Oddly enough, it was on poor Marie that he concentrated his wrath.
He cursed her horribly because she had withstood his will and refused to marry Hernan Pereira.

He prayed that evil might fall on her; that she might never bear a child, and that if she did, it might die, and other things too unpleasant to mention.
We stared at him astonished, though I think that had he been any other man than the father of my betrothed, I should have struck him.

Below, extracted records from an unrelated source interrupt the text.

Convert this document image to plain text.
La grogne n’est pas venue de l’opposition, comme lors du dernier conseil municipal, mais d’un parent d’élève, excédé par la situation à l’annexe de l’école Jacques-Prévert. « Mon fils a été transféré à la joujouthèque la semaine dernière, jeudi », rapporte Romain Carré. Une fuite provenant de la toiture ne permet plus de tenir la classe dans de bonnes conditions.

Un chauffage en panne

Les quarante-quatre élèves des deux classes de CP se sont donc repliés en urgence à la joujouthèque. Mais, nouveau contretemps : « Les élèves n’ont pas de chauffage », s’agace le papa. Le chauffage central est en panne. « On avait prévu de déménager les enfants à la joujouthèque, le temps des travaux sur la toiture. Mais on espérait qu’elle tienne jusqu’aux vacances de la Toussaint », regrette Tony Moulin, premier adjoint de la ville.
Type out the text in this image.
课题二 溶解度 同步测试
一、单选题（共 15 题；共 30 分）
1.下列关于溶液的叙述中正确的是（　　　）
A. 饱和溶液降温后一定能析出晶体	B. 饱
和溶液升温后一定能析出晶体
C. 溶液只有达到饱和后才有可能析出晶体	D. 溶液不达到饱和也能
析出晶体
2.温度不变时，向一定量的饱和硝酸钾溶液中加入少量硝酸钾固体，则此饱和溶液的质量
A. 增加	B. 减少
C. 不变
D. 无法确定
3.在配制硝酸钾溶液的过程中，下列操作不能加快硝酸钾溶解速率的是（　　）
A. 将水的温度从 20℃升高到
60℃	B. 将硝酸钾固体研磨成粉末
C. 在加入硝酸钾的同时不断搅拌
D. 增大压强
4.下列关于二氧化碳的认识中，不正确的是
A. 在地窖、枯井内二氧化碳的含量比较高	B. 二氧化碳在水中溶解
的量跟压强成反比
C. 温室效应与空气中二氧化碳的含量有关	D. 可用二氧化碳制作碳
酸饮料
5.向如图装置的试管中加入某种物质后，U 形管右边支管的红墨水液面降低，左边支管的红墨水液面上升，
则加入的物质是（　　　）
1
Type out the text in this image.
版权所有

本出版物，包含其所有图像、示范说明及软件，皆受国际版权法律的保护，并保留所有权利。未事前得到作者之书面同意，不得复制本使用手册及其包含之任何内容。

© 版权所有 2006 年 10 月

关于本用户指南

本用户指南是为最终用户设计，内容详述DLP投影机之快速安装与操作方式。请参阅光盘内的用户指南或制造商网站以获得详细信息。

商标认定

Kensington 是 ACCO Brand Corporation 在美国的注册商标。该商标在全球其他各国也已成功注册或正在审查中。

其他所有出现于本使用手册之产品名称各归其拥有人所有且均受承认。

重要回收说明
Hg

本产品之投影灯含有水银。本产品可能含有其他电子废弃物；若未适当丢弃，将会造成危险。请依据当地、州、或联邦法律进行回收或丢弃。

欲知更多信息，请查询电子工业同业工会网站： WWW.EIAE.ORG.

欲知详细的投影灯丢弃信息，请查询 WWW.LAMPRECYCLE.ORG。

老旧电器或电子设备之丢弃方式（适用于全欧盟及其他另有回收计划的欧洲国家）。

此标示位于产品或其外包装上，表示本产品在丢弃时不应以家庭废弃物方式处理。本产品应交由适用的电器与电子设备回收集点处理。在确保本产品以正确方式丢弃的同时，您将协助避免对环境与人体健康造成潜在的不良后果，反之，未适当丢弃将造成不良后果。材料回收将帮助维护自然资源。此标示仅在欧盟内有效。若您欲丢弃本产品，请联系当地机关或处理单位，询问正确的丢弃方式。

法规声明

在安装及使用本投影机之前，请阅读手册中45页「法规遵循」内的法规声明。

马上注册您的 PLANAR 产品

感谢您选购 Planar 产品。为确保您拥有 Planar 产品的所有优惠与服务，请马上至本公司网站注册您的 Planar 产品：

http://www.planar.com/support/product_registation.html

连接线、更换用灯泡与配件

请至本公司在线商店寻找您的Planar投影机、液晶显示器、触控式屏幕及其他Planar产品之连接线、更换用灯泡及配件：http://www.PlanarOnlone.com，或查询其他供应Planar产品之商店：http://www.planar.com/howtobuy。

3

Retief, I noticed, lifted his hand to do so, then let it fall again, muttering: "Let be; he is possessed with a devil." At last Marais ceased, not, I think, from lack of words, but because he was exhausted, and stood before us, his tall form quivering, and his thin, nervous face working like that of a person in convulsions.

Then Marie, who had dropped her head beneath this storm, lifted it, and I saw that her deep eyes were all ablaze and that she was very white.
"You are my father," she said in a low voice, "and therefore I must submit to whatever you choose to say to me.